Improving methodologies for the detection and identification of malaria parasites in human blood

The life cycle of Plasmodium malaria parasites was revealed more than 100 years ago but distinguishing parasite species accurately has become an important part of diagnosis as different drugs are used to treat different species.

In 1999 around a fifth of malaria cases in Borneo had been identified as Plasmodium malariae but a test failed to identify this parasite. A team of researchers from the School, in conjunction with Malaysian partners, decided to test this and in 2004 they found that nearly 60% of 208 blood samples tested positive for the simian parasite Plasmodium knowlesi.

Nearly 2,000 cases of knowlesi malaria were correctly identified and treated in Borneo between 2004 and 2012 because of these findings. And thanks to the School’s research, P. knowlesi became the fifth form of malaria known to infect humans. 

Difficulties in identifying P. ovale infection led to the surprising finding that this type of malaria is caused by two related but distinct species. Further research showed that these species occur across Africa, much of Asia and the South West Pacific. These findings have influenced understanding of malaria epidemiology in countries such as Angola, Ethiopia, Uganda and Bangladesh, and it is now generally accepted that six forms of parasite cause human malaria.

In 2007 the School began to trial a new piece of kit for malaria detection, finding that the loop-mediated isothermal amplification kit’s diagnostic accuracy was comparable to the standard polymerase chain reaction test. The tests are less complex than the standard test and can be performed by non-specialist health workers, do not need refrigeration and take less than an hour, and are currently being deployed in The Philippines.

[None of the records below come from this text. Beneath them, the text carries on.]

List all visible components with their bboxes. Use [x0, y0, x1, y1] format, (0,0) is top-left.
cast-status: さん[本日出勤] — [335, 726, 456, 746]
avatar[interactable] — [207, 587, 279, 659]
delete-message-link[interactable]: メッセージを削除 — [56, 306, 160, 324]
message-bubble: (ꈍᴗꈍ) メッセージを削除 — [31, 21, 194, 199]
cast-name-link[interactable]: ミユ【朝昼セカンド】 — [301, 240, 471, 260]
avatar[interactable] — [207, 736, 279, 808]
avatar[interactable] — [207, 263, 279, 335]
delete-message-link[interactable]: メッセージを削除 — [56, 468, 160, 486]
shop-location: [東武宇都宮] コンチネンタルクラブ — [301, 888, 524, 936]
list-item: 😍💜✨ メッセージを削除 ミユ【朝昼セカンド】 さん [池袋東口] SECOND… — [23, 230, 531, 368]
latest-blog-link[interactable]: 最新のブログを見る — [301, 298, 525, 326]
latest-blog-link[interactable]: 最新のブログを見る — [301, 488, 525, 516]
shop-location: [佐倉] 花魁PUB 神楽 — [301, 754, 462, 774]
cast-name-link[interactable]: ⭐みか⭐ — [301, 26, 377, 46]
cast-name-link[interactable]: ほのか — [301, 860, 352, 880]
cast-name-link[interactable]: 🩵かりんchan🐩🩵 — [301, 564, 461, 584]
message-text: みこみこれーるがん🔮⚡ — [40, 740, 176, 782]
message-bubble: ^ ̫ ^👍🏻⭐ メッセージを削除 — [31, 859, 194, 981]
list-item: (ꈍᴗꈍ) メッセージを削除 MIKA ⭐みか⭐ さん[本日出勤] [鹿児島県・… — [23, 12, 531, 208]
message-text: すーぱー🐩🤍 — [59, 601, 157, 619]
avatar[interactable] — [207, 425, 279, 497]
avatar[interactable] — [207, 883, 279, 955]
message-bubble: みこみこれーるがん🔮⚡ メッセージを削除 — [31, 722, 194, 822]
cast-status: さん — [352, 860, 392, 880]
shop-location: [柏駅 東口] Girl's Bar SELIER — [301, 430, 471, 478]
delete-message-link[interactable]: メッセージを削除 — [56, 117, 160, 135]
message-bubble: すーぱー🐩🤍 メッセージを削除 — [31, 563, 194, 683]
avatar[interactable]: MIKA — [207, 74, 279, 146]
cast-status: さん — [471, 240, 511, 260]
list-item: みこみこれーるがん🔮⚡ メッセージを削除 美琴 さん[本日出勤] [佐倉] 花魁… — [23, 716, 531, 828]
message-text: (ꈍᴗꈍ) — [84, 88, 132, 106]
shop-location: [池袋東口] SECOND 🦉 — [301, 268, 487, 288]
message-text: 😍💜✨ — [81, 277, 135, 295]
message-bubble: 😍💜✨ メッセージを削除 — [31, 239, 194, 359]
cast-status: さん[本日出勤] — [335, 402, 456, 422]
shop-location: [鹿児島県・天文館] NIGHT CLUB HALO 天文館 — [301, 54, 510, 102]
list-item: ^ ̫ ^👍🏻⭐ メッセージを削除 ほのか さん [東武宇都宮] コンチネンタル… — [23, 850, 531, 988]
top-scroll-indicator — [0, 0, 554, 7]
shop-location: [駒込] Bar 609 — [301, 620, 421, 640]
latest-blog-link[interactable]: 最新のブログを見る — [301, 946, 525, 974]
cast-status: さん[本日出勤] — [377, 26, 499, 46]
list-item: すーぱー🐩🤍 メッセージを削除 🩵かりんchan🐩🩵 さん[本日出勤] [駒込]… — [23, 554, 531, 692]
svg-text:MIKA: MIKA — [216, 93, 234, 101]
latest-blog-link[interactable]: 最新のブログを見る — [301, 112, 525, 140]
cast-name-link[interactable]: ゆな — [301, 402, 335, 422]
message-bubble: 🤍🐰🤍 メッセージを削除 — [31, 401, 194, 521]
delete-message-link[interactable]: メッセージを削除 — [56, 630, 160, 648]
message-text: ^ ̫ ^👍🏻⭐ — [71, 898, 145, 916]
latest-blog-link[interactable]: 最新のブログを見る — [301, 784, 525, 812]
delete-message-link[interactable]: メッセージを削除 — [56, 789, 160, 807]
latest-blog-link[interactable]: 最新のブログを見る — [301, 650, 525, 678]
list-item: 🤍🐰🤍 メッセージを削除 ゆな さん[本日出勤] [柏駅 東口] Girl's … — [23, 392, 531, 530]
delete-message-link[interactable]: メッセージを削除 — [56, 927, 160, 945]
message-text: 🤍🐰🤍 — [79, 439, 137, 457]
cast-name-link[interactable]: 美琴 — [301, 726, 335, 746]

The tests attracted widespread media coverage leading to inquiries from countries including Malaysia, Sierra Leone, India, Tanzania and Kenya.

Studies of antimalarial drug efficacy on the Thai-Cambodian border have shown that data from the first 72 hours following treatment provide a crucial indicator of drug failure. These findings came from six-hourly blood sampling, a technique not suitable in Africa, where the majority of cases occur in children. Sutherland and researcher Khalid Beshir developed a simple quantitative polymerase chain reaction test, which worked well in a 2009 trial in Kenya.

The School joined up with a consortium of West African and European researchers to deploy the test in a large-scale study of antimalarial drug efficacy in children in Guinea, Mali and Burkina Faso, again with excellent results.

Researchers worked with NHS Blood and Transplant to develop a method of detecting tiny amounts of parasite DNA in blood donations. The increased sensitivity of the test means that fewer units of blood will be discarded.